I’m not sure this is the “lawsuits gone wild” case some people are making it out to be. Seems like a much tougher call to me.
Proving that no good deed goes unpunished, the state’s high court on Thursday said a would-be Good Samaritan accused of rendering her friend paraplegic by pulling her from a wrecked car “like a rag doll” can be sued.
Alexandra Van Horn was in the front passenger seat of a car that slammed into a light pole at 45 mph on Nov. 1, 2004, according to her negligence lawsuit.
Torti was a passenger in a car that was following behind the vehicle and stopped after the crash. Torti said when she came across the wreck she feared the car was going to explode and pulled Van Horn out. Van Horn testified that Torti pulled her out of the wreckage “like a rag doll.” Van Horn blamed her friend for her paralysis.
Whether Torti is ultimately liable is still to be determined, but Van Horn’s lawsuit can go forward, the Supreme Court ruled.

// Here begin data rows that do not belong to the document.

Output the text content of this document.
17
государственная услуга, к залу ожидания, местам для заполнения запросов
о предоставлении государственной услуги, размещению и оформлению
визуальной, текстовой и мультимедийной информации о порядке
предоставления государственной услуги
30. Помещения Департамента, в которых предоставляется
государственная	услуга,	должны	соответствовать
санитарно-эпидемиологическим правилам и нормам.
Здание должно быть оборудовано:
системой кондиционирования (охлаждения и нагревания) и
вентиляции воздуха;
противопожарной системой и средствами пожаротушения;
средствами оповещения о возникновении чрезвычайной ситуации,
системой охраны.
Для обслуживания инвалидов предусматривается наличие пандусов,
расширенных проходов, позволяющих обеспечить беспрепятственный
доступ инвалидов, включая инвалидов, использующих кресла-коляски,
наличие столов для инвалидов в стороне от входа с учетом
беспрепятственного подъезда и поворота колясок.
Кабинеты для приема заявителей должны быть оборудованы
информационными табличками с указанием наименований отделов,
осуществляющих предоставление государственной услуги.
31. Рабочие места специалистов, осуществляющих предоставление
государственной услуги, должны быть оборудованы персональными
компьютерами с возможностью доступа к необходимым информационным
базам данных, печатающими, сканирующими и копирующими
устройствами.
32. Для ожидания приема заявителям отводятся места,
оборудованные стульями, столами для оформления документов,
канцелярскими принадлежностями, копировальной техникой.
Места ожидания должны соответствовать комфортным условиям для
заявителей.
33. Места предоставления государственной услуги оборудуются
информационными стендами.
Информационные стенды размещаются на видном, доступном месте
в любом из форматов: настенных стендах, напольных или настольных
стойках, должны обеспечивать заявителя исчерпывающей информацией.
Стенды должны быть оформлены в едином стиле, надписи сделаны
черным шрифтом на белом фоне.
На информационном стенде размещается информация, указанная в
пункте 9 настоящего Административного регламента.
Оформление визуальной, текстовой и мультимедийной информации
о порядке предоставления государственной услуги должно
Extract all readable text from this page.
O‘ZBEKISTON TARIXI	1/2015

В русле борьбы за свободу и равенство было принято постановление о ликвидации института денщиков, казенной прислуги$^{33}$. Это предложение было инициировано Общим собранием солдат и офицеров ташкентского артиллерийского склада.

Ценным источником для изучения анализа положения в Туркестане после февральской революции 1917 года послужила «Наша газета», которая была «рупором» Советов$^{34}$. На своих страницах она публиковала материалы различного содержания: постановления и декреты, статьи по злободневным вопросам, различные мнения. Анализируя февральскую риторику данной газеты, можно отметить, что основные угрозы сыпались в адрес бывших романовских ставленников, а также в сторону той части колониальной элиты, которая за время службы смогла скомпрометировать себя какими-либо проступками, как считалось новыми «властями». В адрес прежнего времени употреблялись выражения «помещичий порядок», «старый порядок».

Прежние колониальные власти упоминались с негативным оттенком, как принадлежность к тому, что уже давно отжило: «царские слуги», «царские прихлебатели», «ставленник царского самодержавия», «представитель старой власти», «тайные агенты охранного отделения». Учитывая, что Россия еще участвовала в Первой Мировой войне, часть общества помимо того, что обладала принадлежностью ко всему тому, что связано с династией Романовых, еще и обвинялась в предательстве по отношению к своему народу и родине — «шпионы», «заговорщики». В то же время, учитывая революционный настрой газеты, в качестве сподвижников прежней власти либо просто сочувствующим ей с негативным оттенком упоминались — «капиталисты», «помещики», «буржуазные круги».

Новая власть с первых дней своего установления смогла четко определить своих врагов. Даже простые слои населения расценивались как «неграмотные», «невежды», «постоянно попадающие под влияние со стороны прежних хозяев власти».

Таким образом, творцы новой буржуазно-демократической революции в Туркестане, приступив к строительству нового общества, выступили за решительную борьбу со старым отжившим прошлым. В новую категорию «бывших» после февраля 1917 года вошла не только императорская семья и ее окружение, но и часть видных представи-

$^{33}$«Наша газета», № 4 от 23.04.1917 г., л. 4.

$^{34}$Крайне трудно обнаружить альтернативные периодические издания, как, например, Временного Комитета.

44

For the sake of argument, let’s assume Torti’s actions caused Van Horn’s paralysis, and that the car wasn’t actually on fire (meaning there was no imminent threat to Van Horn’s life). Should Torti’s obviously good intent allow her to duck liability? We want to encourage good Samaritans, but do we want to encourage reckless good Samaritans.
I’m really not sure, here. What say you, Agitator readers?